Вот, что мы выиграли в Европе, столь ей служа? Одну ее ненависть! Мы сыграли там роль Репетилова, который гоняясь за фортуной, Приданого взял шиш, по службе ничего.

Главная причина в том состоит, что они не могут никак нас своими признать… Всему этому есть одна чрезвычайная причина: идею мы несем вовсе не ту, чем они, в человечество – вот причина!»

(Ф.М.Достоевский. Дневник писателя)

В.Перов. Портрет Ф.М.Достоевского

В.Перов. Портрет Ф.М.Достоевского

Введение

Раньше в кинотеатрах фильм предварялся  киножурналом. Вот и мы, чтобы не возникало впечатления, что вокруг Достоевского в России были одни либералы и отсутствовали таланты, начнем с Ивана Ивановича Шишкина, который как раз в эти времена и творил.

Великий И.И.Шишкин (1832-1898, на четыре года младше Толстого, на 11 лет младше Достоевского) маслом писал лучшие в мире пейзажи, оставил сотни блестящих рисунков, а его этюды превосходят многие и многие оконченные пейзажи и вовсе не за счет «вылизывания» деталей. Но не о них речь. На СКУЛЬТПРИВЕТ уже была статья об еще одной не очень известной странице творчества Шишкина, связанной с подарком нижегородского дворянства  Александру II в 1870.

Возможно, будет любопытно узнать, что Шишкин – знаменитый создатель картин маслом – был еще и лучшим мастером пейзажного офорта. В этом деле ему также нет равных во всем мире. В рецензии на выставку работ Шишкина, состоявшуюся в декабре 1891 в Академии художеств в Санкт-Петербурге, так и было сказано:

«… Его рисунки углем, пером, карандашом, его офорты – это целая огромная школа…В офорте ему нет соперников… Если Европа его знает мало, то потому только, что это русский человек, нисколько не ищущий популярности. Настанет время, когда произведения Шишкина явятся школою для западных художников. Это не самообольщение русофила, а несомненная истина».

Шишкин. На краю березовой рощи. 1871. Гравюра

Шишкин. На краю березовой рощи. 1871. Гравюра

Шишкин. На реке после дождя. 1887. Гравюра

Шишкин. На реке после дождя. 1887. Гравюра

Шишкин. Автопортрет. 1886. Гравюра

Шишкин. Автопортрет. 1886. Гравюра

Таким образом, Шишкин – великий гравер, а в искусстве гравирования пейзажей он лучший в мире.

Однако, не сработало академическое предсказание. В наше время Европа и ее «детище» – северные штаты Америки – совсем не изменились, рисуют никак, все больше дикие перформансы в Третьяковку привозят, а «наши» музейные недоумки рты разевают. Привычка – вторая натура, а колонизаторство и менторство в генах. И вот уже корчатся в очередном кризисе, а мысли все те же – как кого-то ограбить и извести, обманув значительную часть населения.
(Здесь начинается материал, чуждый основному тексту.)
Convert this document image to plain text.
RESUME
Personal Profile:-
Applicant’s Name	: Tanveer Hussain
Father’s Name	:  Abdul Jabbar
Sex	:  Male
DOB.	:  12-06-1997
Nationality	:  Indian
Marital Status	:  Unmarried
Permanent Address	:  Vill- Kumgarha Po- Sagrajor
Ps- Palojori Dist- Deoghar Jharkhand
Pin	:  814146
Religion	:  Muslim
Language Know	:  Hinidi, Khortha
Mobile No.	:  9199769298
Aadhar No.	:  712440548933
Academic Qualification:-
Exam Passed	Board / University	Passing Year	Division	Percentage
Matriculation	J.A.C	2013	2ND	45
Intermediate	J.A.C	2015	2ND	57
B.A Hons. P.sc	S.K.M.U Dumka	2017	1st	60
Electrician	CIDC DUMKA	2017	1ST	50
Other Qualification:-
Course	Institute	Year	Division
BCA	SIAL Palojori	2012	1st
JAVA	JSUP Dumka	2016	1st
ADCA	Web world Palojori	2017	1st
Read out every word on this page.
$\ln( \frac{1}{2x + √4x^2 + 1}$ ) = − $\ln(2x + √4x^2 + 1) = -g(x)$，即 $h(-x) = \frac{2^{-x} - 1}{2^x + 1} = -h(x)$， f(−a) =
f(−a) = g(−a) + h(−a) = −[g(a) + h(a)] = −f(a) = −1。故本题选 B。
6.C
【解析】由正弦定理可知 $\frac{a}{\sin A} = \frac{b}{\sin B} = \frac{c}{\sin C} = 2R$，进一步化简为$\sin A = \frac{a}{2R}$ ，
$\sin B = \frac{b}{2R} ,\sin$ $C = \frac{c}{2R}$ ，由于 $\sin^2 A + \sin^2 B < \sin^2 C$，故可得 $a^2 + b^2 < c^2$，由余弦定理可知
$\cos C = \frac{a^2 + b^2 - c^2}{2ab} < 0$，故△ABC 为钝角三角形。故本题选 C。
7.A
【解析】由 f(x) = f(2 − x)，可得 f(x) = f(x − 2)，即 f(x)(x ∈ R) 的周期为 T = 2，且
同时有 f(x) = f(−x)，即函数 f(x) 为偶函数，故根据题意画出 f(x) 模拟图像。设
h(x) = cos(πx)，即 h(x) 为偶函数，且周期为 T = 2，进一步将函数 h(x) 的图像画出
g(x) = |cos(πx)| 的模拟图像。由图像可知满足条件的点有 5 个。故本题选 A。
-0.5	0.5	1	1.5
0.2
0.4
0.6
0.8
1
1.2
Ничего не изменилось. Возьмем для наглядности вместительнейший французский словарь на тончайшей бумаге в три колонки мизерным шрифтом весом килограмма полтора Petit Larousse 1991 года. Каких только персонажей там не найдете, зато тщетно искать русских живописцев или скульпторов. Лишь кратенько о Репине как участнике общества передвижников и о не имеющих ничего общего с живописью Кандинском, Шагале и Малевиче (куда же без них в светлое будущее?). Et c’est tout, что в переводе с французского означает: вот и всё. Нет даже Карла Брюллова, зато мы помним, как его современники-французы явно затаились в начале 1830-ых в зависти к нашему гению, тогда как итальянцы с открытой душой приняли его «Последний день Помпеи» восторженно. Ну ведь это правда: не дотягивает Давид со своими сабинянками или коронацией до Брюллова, а упомянутая картина – недосягаемая вершина.

А что касается Шишкина, то как-то раз к нему, уже постаревшему и пережившему так много потерь самых близких людей, зашел молодой художник. Шишкин, чистя самовар, поинтересовался, что рисует молодой человек. Тот ответил, что рисует все. «Я тоже могу нарисовать все, но по-настоящему люблю и знаю только русский лес», – ответил Шишкин. Это правда о правде в искусстве. Западникам не понять. Умер Шишкин (1831-1898) во время работы за мольбертом.

 

1. Достоевский о Пушкине

Пушкин родился 26 мая 1799, его дуэль с Дантесом – результат заговора иностранных заговорщиков-провокаторов в 1837. Почитайте Лотмана. Ф.М.Достоевский 8 июня 1880 года произнес речь по случаю юбилея Пушкина на торжественном заседании Общества любителей российской словесности. Резонансная речь приведена в Дневнике писателя за 1880 г.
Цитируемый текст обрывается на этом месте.